Du Plantier's grieving parents and her only son are, despite their perseverance, clearly heart shot and the camera lets you understand just how deeply they have been wounded by the theft of this daughter and mother. It's an important reminder that this is just a sensational murder case but a human tragedy, a needed rejoinder to the kind of tabloid coverage the case has often inspired.

Given unprecedented access to the prime suspect, the new Netflix show presents Bailey as a self-proclaimed eccentric. He had his start as a journalist in the 1970s when he bought a new home with his first wife in leafy Gloucester, until the marriage quickly failed and he was left, a colleague who knew him at the time tells us, penniless.

Ireland represented an opportunity to wipe the slate, it was an Edenic land that he planned to make himself over in, and soon he found a new partner and a new life in West Cork.

English journalist Ian Bailey, who lived locally, quickly became a suspect in the murder case.

English journalist Ian Bailey, who lived locally, quickly became a suspect in the murder case.

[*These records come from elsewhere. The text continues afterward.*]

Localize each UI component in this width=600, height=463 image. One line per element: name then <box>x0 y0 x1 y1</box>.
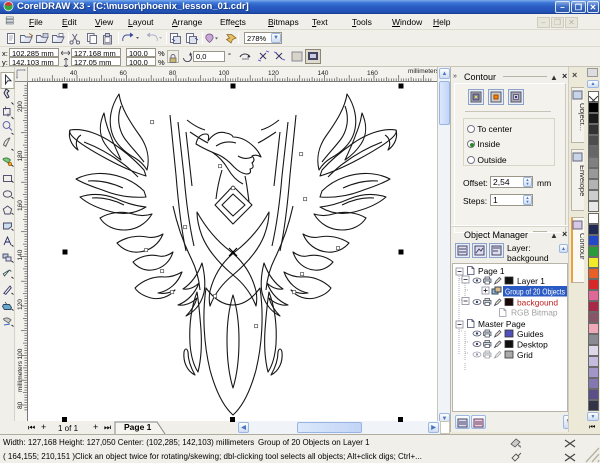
svg-text:Layer 1: Layer 1 <box>517 276 545 286</box>
svg-text:100: 100 <box>17 348 24 359</box>
svg-text:140: 140 <box>318 70 329 77</box>
svg-text:Group of 20 Objects: Group of 20 Objects <box>505 287 565 297</box>
svg-text:Guides: Guides <box>517 329 544 339</box>
svg-text:Grid: Grid <box>517 350 533 360</box>
svg-text:100: 100 <box>219 70 230 77</box>
svg-text:160: 160 <box>17 200 24 211</box>
svg-text:Page 1: Page 1 <box>478 266 505 276</box>
svg-text:140: 140 <box>17 249 24 260</box>
svg-text:80: 80 <box>169 70 177 77</box>
svg-text:Desktop: Desktop <box>517 340 548 350</box>
svg-text:120: 120 <box>17 299 24 310</box>
svg-text:backgound: backgound <box>517 298 558 308</box>
svg-text:180: 180 <box>17 150 24 161</box>
svg-text:40: 40 <box>70 70 78 77</box>
svg-text:RGB Bitmap: RGB Bitmap <box>511 308 558 318</box>
svg-text:160: 160 <box>367 70 378 77</box>
svg-text:80: 80 <box>17 401 24 409</box>
svg-text:60: 60 <box>120 70 128 77</box>
svg-text:Master Page: Master Page <box>478 319 526 329</box>
svg-text:millimeters: millimeters <box>17 360 24 392</box>
svg-text:millimeters: millimeters <box>408 68 437 75</box>
svg-text:120: 120 <box>268 70 279 77</box>
svg-text:200: 200 <box>17 101 24 112</box>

But the net of suspicion falls hard on him in the new documentary, as does the resolve of Du Plantier's surviving family members to see him brought to justice. (Bailey plans to sue Netflix for including his interviews in their finished documentary). 

As her son, Pierre Louis, says to the camera in the documentary, “It’s clear he killed her. The judge said it. What happens next? I don’t know. If Bailey continues to slip through the net, I assure you I will make sure the net comes down on Bailey.”

Ireland has some uncomfortable truths to face up to. The Garda (police) investigation was filled with rookie errors from the outset. Why there was there no police lineup? Why did they allow crucial pieces of evidence such as the blood-stained gate discovered at the scene to be lost? Why did it 28 hours for the pathologist to arrive on scene, after their failure to properly protect all the evidence?

Equally, the Irish Department of Public Prosecution has a case to answer themselves. Yes, Bailey brutally beat his wife they said in their recommendation not to prosecute, but so too do many people. The burden of proof had not been met and without that, he could not be tried and convicted. 

After watching Sophie – A Murder In West Cork, you may come away with a strong suspicion about who did it, but you won't have any doubt at all that the Irish government has a moral case to answer to in their handling and mishandling of this tragic and frightening tale.

Sophie – A Murder In West Cork debuts on Netflix on June 30.